Uncoating is timed by GTP hydrolysis on the small GTPase. Sar1 is a GTPase, but on its own it hydrolyzes GTP very slowly; the Sec23 subunit of the inner coat is its dedicated GTPase-activating protein, and Sec31 of the outer cage further stimulates that activity roughly tenfold when the full coat is assembled. So the completed, cargo-loaded coat contains the very trigger for its own disassembly — a built-in timer. When Sar1 hydrolyzes GTP to GDP, its membrane-anchoring amphipathic helix retracts, Sar1 leaves the membrane, and the coat loses its grip and falls apart. The naked vesicle can then fuse with its target, the ER-Golgi intermediate compartment, using Rab1 and the SNARE proteins. COPI uncoating works the same way in principle: ARF1's GAP (ArfGAP1/2/3) triggers GTP hydrolysis, ARF1's myristoylated helix retracts, and coatomer releases. The timer design means a coat that assembles too fast, before cargo is loaded, tends to fall off before it can bud — a proofreading effect.

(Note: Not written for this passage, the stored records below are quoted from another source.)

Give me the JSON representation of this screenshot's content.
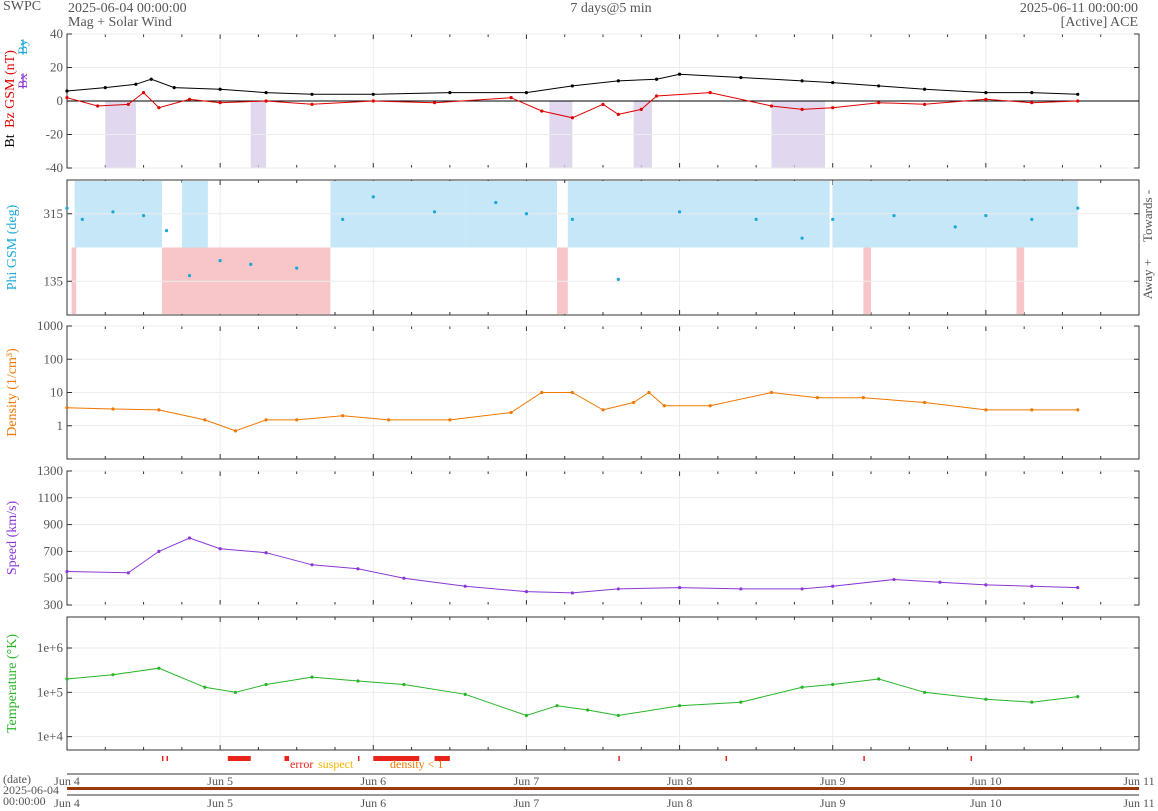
{
  "header": {
    "brand": "SWPC",
    "start": "2025-06-04 00:00:00",
    "subtitle": "Mag + Solar Wind",
    "span": "7 days@5 min",
    "end": "2025-06-11 00:00:00",
    "source": "[Active] ACE"
  },
  "footer": {
    "date_label": "(date)",
    "start_date": "2025-06-04",
    "start_time": "00:00:00",
    "legend": [
      {
        "label": "error",
        "color": "#e8231a"
      },
      {
        "label": "suspect",
        "color": "#f0b400"
      },
      {
        "label": "density < 1",
        "color": "#f07800"
      }
    ]
  },
  "chart_data": [
    {
      "type": "line",
      "panel": "mag",
      "ylabel_parts": [
        "Bt",
        "Bz GSM (nT)"
      ],
      "legend_glyphs": [
        "Bx",
        "By"
      ],
      "ylim": [
        -40,
        40
      ],
      "yticks": [
        -40,
        -20,
        0,
        20,
        40
      ],
      "x_start": "2025-06-04",
      "x_end": "2025-06-11",
      "xtick_labels": [
        "Jun 4",
        "Jun 5",
        "Jun 6",
        "Jun 7",
        "Jun 8",
        "Jun 9",
        "Jun 10",
        "Jun 11"
      ],
      "series": [
        {
          "name": "Bt",
          "color": "#000000",
          "x": [
            0,
            0.25,
            0.45,
            0.55,
            0.7,
            1.0,
            1.3,
            1.6,
            2.0,
            2.5,
            3.0,
            3.3,
            3.6,
            3.85,
            4.0,
            4.4,
            4.8,
            5.0,
            5.3,
            5.6,
            6.0,
            6.3,
            6.6
          ],
          "y": [
            6,
            8,
            10,
            13,
            8,
            7,
            5,
            4,
            4,
            5,
            5,
            9,
            12,
            13,
            16,
            14,
            12,
            11,
            9,
            7,
            5,
            5,
            4
          ]
        },
        {
          "name": "Bz GSM",
          "color": "#e00000",
          "x": [
            0,
            0.2,
            0.4,
            0.5,
            0.6,
            0.8,
            1.0,
            1.3,
            1.6,
            2.0,
            2.4,
            2.9,
            3.1,
            3.3,
            3.5,
            3.6,
            3.75,
            3.85,
            4.2,
            4.6,
            4.8,
            5.0,
            5.3,
            5.6,
            6.0,
            6.3,
            6.6
          ],
          "y": [
            2,
            -3,
            -2,
            5,
            -4,
            1,
            -1,
            0,
            -2,
            0,
            -1,
            2,
            -6,
            -10,
            -2,
            -8,
            -5,
            3,
            5,
            -3,
            -5,
            -4,
            -1,
            -2,
            1,
            -1,
            0
          ]
        }
      ],
      "negative_bz_shading": [
        [
          0.25,
          0.45
        ],
        [
          1.2,
          1.3
        ],
        [
          3.15,
          3.3
        ],
        [
          3.7,
          3.82
        ],
        [
          4.6,
          4.95
        ]
      ]
    },
    {
      "type": "scatter",
      "panel": "phi",
      "ylabel": "Phi GSM (deg)",
      "yticks": [
        135,
        315
      ],
      "ylim": [
        45,
        405
      ],
      "right_labels": [
        "Towards -",
        "Away +"
      ],
      "series": [
        {
          "name": "Phi",
          "color": "#19a7d8",
          "x": [
            0,
            0.1,
            0.3,
            0.5,
            0.65,
            0.8,
            1.0,
            1.2,
            1.5,
            1.8,
            2.0,
            2.4,
            2.8,
            3.0,
            3.3,
            3.6,
            4.0,
            4.5,
            4.8,
            5.0,
            5.4,
            5.8,
            6.0,
            6.3,
            6.6
          ],
          "y": [
            330,
            300,
            320,
            310,
            270,
            150,
            190,
            180,
            170,
            300,
            360,
            320,
            345,
            315,
            300,
            140,
            320,
            300,
            250,
            300,
            310,
            280,
            310,
            300,
            330
          ]
        }
      ],
      "towards_spans": [
        [
          0.05,
          0.62
        ],
        [
          0.75,
          0.92
        ],
        [
          1.72,
          2.6
        ],
        [
          2.6,
          3.2
        ],
        [
          3.27,
          4.98
        ],
        [
          5.0,
          6.6
        ]
      ],
      "away_spans": [
        [
          0.62,
          1.72
        ],
        [
          3.2,
          3.27
        ],
        [
          0.03,
          0.06
        ],
        [
          5.2,
          5.25
        ],
        [
          6.2,
          6.25
        ]
      ]
    },
    {
      "type": "line",
      "panel": "density",
      "ylabel": "Density (1/cm³)",
      "log": true,
      "ylim": [
        0.1,
        1000
      ],
      "ytick_labels": [
        "1",
        "10",
        "100",
        "1000"
      ],
      "series": [
        {
          "name": "Density",
          "color": "#f07800",
          "x": [
            0,
            0.3,
            0.6,
            0.9,
            1.1,
            1.3,
            1.5,
            1.8,
            2.1,
            2.5,
            2.9,
            3.1,
            3.3,
            3.5,
            3.7,
            3.8,
            3.9,
            4.2,
            4.6,
            4.9,
            5.2,
            5.6,
            6.0,
            6.3,
            6.6
          ],
          "y": [
            3.5,
            3.2,
            3.0,
            1.5,
            0.7,
            1.5,
            1.5,
            2.0,
            1.5,
            1.5,
            2.5,
            10,
            10,
            3,
            5,
            10,
            4,
            4,
            10,
            7,
            7,
            5,
            3,
            3,
            3
          ]
        }
      ]
    },
    {
      "type": "line",
      "panel": "speed",
      "ylabel": "Speed (km/s)",
      "ylim": [
        300,
        1300
      ],
      "yticks": [
        300,
        500,
        700,
        900,
        1100,
        1300
      ],
      "series": [
        {
          "name": "Speed",
          "color": "#8b36d6",
          "x": [
            0,
            0.4,
            0.6,
            0.8,
            1.0,
            1.3,
            1.6,
            1.9,
            2.2,
            2.6,
            3.0,
            3.3,
            3.6,
            4.0,
            4.4,
            4.8,
            5.0,
            5.4,
            5.7,
            6.0,
            6.3,
            6.6
          ],
          "y": [
            550,
            540,
            700,
            800,
            720,
            690,
            600,
            570,
            500,
            440,
            400,
            390,
            420,
            430,
            420,
            420,
            440,
            490,
            470,
            450,
            440,
            430
          ]
        }
      ]
    },
    {
      "type": "line",
      "panel": "temperature",
      "ylabel": "Temperature (°K)",
      "log": true,
      "ylim": [
        5000,
        5000000
      ],
      "ytick_labels": [
        "1e+4",
        "1e+5",
        "1e+6"
      ],
      "series": [
        {
          "name": "Temperature",
          "color": "#26b526",
          "x": [
            0,
            0.3,
            0.6,
            0.9,
            1.1,
            1.3,
            1.6,
            1.9,
            2.2,
            2.6,
            3.0,
            3.2,
            3.4,
            3.6,
            4.0,
            4.4,
            4.8,
            5.0,
            5.3,
            5.6,
            6.0,
            6.3,
            6.6
          ],
          "y": [
            200000,
            250000,
            350000,
            130000,
            100000,
            150000,
            220000,
            180000,
            150000,
            90000,
            30000,
            50000,
            40000,
            30000,
            50000,
            60000,
            130000,
            150000,
            200000,
            100000,
            70000,
            60000,
            80000
          ]
        }
      ]
    }
  ]
}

What happens to human health when COPI or COPII transport fails?

Because one-third of the proteome transits this route, coat mutations cause distinct human diseases. Mutations in SEC23A cause cranio-lenticulo-sutural dysplasia (Boyadjiev-Jabs syndrome), a skeletal and facial disorder driven by impaired procollagen export from chondrocytes and osteoblasts. Mutations in SAR1B cause chylomicron retention disease (Anderson disease), in which intestinal cells cannot bud the large COPII carriers needed to export dietary-fat-laden chylomicrons, producing fat malabsorption and failure to thrive. SEC23B mutations cause congenital dyserythropoietic anemia type II (CDA-II), where defective ER export disrupts red-cell membrane glycoprotein maturation. On the COPI side, mutations in COPA cause COPA syndrome, an autoimmune interstitial lung and joint disease driven by defective retrograde retrieval and consequent ER stress. Several pathogens exploit the pathway too: Brefeldin A, a fungal toxin, freezes ARF1 in its GDP state, collapses the Golgi back into the ER, and is a classic laboratory tool for probing secretion.